Mahadevan Sathasivam - 4 players who were supposedly better than Sir Donald Bradman
Sathasivam with Don Bradman

Mahadevan Sathasivam, a batsman, unfortunate enough to have been born during the pre-Test era of Sri Lanka, has forever been thrown into limbo, despite his being one of the best batsmen to have ever played cricket.

Dotingly called Satha, Sathasivam hardly played any first-class matches, let alone Test matches. All that is known about his batting prowess are from the mouths of all those who have played cricket alongside him or against him.

The very first memories of Satha was about his knock in Chepauk in Chennai in 1947. He hit a bellicose 215 against South India which was described as the best ever innings played at Chepauk. And Chepauk had already seen innings from Jack Hobbs, Charlie Macartney, Jo Hardstaff, Dennis Compton, Lindsay Hassett, Garry Sobers, C.K. Nayudu, Vijay Hazare and Ren Nailer.

In 1950, he scored 96 out of his team’s 153 against the Commonwealth XI and Frank Worrell, one of the three W’s lead the applause of his team as Satha walked out to the pavilion.

Later, he played against India led by Vijay Merchant, where he amassed 111, enthralling the crowd against bowlers like Amarnath, Banerjee, Mankad, CS Nayudu, Hazare and Modi.

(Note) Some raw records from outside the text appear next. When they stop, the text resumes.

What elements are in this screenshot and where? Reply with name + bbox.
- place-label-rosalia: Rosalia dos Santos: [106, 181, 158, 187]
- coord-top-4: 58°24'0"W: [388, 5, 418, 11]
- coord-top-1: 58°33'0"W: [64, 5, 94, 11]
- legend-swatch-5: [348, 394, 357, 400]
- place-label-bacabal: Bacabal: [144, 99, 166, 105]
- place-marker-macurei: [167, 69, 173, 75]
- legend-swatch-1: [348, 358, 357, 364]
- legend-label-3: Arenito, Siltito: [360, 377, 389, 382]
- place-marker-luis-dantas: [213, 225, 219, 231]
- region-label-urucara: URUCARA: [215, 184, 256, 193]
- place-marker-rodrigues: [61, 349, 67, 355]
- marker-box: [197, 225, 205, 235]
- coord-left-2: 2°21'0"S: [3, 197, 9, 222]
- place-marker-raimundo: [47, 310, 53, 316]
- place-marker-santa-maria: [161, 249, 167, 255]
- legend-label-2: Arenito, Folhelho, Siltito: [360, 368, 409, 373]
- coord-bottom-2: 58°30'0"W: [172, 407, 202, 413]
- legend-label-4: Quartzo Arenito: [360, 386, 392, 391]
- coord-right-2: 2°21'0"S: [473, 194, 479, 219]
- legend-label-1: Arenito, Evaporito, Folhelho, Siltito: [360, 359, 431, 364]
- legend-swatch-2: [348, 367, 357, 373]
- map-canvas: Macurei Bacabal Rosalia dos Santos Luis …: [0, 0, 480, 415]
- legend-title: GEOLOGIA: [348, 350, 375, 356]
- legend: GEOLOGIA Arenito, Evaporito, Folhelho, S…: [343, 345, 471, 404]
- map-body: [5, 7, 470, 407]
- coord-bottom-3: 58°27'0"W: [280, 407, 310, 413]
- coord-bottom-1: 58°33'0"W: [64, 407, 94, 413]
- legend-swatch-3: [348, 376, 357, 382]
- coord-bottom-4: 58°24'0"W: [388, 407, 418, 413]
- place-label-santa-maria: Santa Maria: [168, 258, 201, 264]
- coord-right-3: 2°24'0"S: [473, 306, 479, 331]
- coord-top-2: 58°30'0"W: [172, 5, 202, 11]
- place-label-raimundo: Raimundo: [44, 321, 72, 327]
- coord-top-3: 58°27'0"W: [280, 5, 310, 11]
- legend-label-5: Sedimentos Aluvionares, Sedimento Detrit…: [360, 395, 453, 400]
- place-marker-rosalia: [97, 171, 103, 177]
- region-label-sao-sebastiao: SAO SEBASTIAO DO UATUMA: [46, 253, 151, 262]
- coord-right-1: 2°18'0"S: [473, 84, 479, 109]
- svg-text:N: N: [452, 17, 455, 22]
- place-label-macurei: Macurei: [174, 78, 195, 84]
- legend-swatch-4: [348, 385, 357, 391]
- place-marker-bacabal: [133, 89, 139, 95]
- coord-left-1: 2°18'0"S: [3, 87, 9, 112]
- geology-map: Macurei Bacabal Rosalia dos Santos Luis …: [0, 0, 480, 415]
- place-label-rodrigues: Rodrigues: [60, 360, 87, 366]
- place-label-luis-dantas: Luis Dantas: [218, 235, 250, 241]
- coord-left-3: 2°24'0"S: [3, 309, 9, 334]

At the end of the match, Vijay Merchant paid a visit to the Ceylon dressing room and gifted Satha a stump saying “in appreciation for a really fine innings”.

Vinoo Mankad, who had also bowled against Bradman, in a BBC radio interview said that Sathasivam was the most difficult batsman he had ever bowled to.

The West Indian Frank Worrell also regarded him highly. He once said that if he were to pick a world XI, Sathasivam would be the first choice. Sir Gary Sobers would soon call Satha “the greatest batsman ever on earth”.

But his career hit its end when he was accused of murdering his wife. The lawsuit that gripped the entire nation saw Sathasivam being acquitted. Later, Sathasivam, who had the eyes of a hawk, wrists of a fencer and feet of a dancer, migrated to Malaysia and went on to captain both Malaysia and Singapore.